Гоняли на стрельбища - стрелять, учили
копать окопы, блиндажи и все такое прочее.
А в ноябре месяце нас направили под Сталинград. Мы ехали через Ленинск на
Волгу, как раз перед ноябрьскими праздниками на барже через нее
переправлялись. Когда переплыли к тому берегу, нас разбомбили. Бомбы упали
рядом с баржой, баржу перевернуло, и всех в воду выбросило… Вылезли на
берег, и ходу в Красноармейск. Там и была сформирована мотомехбригада,
которая потом стала называться 12-я гвардейская.

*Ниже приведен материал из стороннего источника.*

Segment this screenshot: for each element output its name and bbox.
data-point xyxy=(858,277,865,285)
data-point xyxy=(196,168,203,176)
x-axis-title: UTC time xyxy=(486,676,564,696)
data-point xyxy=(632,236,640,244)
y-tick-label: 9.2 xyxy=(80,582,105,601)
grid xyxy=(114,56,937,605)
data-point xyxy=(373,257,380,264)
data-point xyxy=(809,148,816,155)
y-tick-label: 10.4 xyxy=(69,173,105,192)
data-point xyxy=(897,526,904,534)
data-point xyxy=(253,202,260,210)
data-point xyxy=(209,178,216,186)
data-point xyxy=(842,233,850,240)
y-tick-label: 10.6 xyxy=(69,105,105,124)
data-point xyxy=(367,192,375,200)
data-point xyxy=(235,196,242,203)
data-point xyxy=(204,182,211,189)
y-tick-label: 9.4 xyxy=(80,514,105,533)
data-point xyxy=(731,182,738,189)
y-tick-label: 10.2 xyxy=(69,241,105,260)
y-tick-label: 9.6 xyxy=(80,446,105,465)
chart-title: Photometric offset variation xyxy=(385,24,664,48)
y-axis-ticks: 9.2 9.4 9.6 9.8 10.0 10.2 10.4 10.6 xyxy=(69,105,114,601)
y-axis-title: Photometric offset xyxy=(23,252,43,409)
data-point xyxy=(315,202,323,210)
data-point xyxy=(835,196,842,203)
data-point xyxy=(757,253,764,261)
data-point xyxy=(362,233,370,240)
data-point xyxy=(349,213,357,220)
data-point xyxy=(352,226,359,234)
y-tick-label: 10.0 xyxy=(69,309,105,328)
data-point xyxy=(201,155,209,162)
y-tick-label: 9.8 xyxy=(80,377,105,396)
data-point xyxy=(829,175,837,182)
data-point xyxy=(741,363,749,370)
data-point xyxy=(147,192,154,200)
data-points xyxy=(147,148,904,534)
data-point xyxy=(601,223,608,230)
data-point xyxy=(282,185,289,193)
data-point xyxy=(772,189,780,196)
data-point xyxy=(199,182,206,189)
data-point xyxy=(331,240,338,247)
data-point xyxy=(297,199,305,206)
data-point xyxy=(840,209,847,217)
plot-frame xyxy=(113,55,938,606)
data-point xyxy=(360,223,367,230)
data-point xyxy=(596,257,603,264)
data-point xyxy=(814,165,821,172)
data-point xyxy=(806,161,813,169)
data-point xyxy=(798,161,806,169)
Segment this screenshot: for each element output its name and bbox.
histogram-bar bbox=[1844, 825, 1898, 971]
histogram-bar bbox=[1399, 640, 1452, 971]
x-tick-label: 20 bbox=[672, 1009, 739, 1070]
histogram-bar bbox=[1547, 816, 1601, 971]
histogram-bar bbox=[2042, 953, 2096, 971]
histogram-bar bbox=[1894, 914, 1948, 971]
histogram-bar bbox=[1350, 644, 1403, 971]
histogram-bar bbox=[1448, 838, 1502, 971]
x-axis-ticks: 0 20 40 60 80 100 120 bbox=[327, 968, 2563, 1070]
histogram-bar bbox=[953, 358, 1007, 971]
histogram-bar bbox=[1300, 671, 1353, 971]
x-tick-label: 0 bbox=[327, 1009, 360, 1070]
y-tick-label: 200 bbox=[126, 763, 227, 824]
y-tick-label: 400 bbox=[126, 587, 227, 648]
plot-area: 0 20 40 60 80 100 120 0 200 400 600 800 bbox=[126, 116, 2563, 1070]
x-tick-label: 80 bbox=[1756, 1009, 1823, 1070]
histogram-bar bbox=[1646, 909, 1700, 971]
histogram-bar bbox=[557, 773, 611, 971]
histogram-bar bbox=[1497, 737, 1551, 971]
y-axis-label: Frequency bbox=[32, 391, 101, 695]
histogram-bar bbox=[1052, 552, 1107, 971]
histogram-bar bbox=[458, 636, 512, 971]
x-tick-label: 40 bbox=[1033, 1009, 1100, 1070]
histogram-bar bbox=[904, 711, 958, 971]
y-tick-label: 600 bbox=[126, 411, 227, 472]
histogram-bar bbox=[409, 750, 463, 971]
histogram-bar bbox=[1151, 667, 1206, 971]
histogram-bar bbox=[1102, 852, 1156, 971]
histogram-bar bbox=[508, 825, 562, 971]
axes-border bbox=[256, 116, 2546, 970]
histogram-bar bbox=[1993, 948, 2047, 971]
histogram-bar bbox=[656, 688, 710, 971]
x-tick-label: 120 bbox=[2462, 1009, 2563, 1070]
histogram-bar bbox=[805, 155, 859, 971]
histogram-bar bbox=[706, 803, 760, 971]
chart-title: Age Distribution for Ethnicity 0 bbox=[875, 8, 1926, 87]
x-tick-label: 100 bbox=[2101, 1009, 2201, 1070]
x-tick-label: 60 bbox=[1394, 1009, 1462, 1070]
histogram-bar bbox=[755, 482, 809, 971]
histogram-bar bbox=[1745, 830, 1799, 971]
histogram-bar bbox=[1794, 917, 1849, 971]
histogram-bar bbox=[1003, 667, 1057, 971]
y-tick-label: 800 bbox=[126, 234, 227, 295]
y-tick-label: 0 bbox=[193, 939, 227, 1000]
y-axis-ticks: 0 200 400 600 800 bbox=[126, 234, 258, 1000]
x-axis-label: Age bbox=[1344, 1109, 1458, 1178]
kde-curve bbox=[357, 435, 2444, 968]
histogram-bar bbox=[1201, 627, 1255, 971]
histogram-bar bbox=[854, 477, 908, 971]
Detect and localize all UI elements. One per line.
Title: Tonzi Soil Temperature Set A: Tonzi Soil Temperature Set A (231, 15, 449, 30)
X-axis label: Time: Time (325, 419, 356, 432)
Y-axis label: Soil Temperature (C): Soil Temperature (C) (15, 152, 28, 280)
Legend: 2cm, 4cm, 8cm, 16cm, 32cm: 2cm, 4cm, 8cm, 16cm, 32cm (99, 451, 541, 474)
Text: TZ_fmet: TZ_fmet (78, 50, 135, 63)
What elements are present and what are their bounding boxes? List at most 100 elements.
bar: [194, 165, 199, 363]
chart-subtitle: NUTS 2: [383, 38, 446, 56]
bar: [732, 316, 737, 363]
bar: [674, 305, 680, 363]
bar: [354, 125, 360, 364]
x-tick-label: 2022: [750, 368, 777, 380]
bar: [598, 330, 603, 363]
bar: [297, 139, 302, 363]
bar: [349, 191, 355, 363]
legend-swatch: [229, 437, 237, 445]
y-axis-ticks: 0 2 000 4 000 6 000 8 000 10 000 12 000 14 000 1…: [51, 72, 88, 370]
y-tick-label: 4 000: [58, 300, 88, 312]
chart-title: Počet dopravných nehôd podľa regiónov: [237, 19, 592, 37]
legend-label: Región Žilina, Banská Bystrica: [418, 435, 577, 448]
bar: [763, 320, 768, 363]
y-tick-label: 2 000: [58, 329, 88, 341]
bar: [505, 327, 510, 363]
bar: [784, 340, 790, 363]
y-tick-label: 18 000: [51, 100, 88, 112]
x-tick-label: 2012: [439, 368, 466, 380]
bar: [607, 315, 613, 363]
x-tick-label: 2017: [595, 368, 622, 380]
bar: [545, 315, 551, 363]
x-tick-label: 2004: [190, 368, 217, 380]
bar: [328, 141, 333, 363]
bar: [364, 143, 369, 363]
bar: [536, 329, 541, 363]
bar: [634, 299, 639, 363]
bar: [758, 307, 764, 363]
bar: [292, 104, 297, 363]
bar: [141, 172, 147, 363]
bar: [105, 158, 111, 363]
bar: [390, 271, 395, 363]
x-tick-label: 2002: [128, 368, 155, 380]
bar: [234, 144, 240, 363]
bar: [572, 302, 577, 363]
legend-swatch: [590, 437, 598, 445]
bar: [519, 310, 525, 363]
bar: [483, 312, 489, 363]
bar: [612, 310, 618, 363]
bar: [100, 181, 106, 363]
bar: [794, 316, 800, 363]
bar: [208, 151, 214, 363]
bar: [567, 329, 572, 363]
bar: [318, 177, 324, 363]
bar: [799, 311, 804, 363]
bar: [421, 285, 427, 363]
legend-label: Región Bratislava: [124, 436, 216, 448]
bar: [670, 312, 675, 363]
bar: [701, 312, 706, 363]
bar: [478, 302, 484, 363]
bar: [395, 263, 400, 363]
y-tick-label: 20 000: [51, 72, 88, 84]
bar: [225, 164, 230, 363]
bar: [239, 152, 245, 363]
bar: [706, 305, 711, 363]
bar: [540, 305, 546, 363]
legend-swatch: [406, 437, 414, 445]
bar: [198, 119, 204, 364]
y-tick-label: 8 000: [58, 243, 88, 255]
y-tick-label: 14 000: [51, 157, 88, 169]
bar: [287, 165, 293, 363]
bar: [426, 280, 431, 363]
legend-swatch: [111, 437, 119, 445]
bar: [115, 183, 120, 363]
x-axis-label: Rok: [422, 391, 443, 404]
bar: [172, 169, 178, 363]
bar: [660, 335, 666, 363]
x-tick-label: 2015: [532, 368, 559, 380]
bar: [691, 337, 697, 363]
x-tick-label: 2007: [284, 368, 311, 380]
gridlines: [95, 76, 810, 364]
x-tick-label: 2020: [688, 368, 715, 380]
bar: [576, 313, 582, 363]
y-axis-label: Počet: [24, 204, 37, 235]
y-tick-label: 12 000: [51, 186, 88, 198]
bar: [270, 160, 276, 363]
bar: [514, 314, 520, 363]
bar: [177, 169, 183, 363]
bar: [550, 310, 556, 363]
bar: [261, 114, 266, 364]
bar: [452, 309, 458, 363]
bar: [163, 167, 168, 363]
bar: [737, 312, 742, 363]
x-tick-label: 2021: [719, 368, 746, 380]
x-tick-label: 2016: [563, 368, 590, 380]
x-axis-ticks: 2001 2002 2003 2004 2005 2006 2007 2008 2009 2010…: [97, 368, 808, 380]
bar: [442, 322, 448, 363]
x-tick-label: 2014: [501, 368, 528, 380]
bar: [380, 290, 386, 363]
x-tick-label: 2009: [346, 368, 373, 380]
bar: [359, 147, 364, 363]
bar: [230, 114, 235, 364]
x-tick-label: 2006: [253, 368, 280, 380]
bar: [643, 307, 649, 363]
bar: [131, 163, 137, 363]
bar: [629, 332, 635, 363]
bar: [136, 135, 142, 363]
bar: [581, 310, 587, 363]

Там нас распределили кого куда. Я попал в роту автоматчиков, звание у меня
было - сержант.
Танки в бригаде в основном были «Т-34». Прошли мы путь от Красноармейска, до
Новочеркасска, потом на Миусс. На Миуссе мы встали в глухую оборону. Встали
только из-за распутицы, никаких подвозов не было. Немец стоял на том берегу
Миусса, а мы на этом. Так и стояли, по-моему, с полгода. А в марте пришел
приказ Сталина: вернуть, по возможности, специалистов по их назначению. А у
меня в красноармейской книжке было записано, что я имею авиационное
образование, и соответственно уже служил в авиации...
— Давайте, чуть вернемся:
во время Сталинградской битвы Вы ездили на танках или на автомашинах?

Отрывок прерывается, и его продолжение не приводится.